A majority of those children were also found to be unstrapped when in the front or rear seat of the car.

Another survey conducted in the GCC by BMW Group Middle East on the issue of road safety revealed that a majority considered it important for children to use restraints in the vehicle but more than 37 per cent of those surveyed didn’t use them with most admitting to driving with their children in the driver’s seat. Driving with a child younger than 10 in the front passenger seat is also illegal in the UAE.

“Creating child-friendly environments through innovative integrated legislation and its enforcement combined with training and education have the potential to eliminate most injuries and deaths in traffic accidents,” Dr Grivna said.

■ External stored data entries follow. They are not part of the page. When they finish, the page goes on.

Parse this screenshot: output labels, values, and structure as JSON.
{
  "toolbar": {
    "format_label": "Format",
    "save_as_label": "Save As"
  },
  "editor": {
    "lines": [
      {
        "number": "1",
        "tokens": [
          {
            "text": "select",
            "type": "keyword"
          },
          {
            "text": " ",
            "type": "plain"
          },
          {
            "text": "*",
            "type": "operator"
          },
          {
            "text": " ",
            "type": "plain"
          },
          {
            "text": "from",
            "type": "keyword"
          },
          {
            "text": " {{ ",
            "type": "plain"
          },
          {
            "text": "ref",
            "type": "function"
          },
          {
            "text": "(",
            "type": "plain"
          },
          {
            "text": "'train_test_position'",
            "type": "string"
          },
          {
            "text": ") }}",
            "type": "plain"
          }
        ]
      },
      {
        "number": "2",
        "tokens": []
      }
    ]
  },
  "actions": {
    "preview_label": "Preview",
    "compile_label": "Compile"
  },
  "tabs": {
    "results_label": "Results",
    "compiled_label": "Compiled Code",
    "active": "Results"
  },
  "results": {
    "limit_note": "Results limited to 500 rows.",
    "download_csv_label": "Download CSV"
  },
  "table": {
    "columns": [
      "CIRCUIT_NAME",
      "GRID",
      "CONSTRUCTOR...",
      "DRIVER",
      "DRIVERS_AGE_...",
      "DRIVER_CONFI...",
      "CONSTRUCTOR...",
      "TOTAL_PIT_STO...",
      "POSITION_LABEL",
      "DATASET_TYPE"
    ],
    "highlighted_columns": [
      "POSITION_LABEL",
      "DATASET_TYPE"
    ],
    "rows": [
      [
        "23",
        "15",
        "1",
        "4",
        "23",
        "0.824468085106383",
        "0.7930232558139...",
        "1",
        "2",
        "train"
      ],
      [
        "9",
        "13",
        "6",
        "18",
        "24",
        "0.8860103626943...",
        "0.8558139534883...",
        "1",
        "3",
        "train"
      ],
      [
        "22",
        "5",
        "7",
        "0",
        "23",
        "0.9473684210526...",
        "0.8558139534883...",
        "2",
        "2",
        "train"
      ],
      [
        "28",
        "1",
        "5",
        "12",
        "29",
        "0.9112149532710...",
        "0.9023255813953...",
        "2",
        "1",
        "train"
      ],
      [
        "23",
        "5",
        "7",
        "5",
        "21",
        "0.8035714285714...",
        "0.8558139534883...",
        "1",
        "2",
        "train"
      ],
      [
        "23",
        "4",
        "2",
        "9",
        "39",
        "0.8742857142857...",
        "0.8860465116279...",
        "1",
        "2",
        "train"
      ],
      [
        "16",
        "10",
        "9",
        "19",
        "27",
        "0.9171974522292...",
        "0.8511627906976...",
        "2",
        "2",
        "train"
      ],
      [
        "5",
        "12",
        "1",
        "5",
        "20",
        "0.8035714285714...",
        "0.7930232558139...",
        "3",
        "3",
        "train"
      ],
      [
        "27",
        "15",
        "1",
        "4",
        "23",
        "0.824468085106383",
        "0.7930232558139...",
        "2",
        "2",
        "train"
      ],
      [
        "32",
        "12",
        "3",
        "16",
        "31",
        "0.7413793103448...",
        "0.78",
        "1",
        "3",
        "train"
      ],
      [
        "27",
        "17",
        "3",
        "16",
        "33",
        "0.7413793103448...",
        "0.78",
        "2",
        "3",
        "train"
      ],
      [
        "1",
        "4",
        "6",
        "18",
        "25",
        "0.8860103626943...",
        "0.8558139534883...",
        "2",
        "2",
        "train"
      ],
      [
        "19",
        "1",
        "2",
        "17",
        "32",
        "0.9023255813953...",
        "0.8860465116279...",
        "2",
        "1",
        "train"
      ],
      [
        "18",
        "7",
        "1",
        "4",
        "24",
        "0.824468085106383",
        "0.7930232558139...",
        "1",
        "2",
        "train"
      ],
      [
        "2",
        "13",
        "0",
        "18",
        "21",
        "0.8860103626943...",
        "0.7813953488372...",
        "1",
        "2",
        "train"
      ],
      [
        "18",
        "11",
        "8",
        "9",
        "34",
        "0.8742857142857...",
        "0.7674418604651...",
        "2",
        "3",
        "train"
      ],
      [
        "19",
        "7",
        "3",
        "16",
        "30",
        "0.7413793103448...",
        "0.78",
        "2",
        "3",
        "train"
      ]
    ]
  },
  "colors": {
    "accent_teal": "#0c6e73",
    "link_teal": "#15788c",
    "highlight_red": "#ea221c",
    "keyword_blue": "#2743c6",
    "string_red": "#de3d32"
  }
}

Taking an actual model of a school, students were acquainted with sections of a road, bus manners, seatbelt use, how to cross the road safely and taking decisions while in a busy area during the workshop.

“Children can get confused in situations that are unknown to them,” said the road safety trainer. “For example, a route that he or she normally takes has road works going on and the child may not know what to do.

“They need to be taught how to react in such circumstances as well.”

A former police officer from New Zealand, Hermans said most children know what to do to be safe but may not actually practise it. “That is where the education system and parents play an essential role,” he said.

“We need to try and get knowledge and attitude to change into behaviour.”

The specialist suggests more safety education in the curriculum. “Starting young is the best international practice.”

“When these children grow older and get behind the wheel, they will have a road safety attitude.”

The initiative also recognises children as agents of change. “Through the programme, we are also driving key messages of traffic safety home and influencing the entire family.”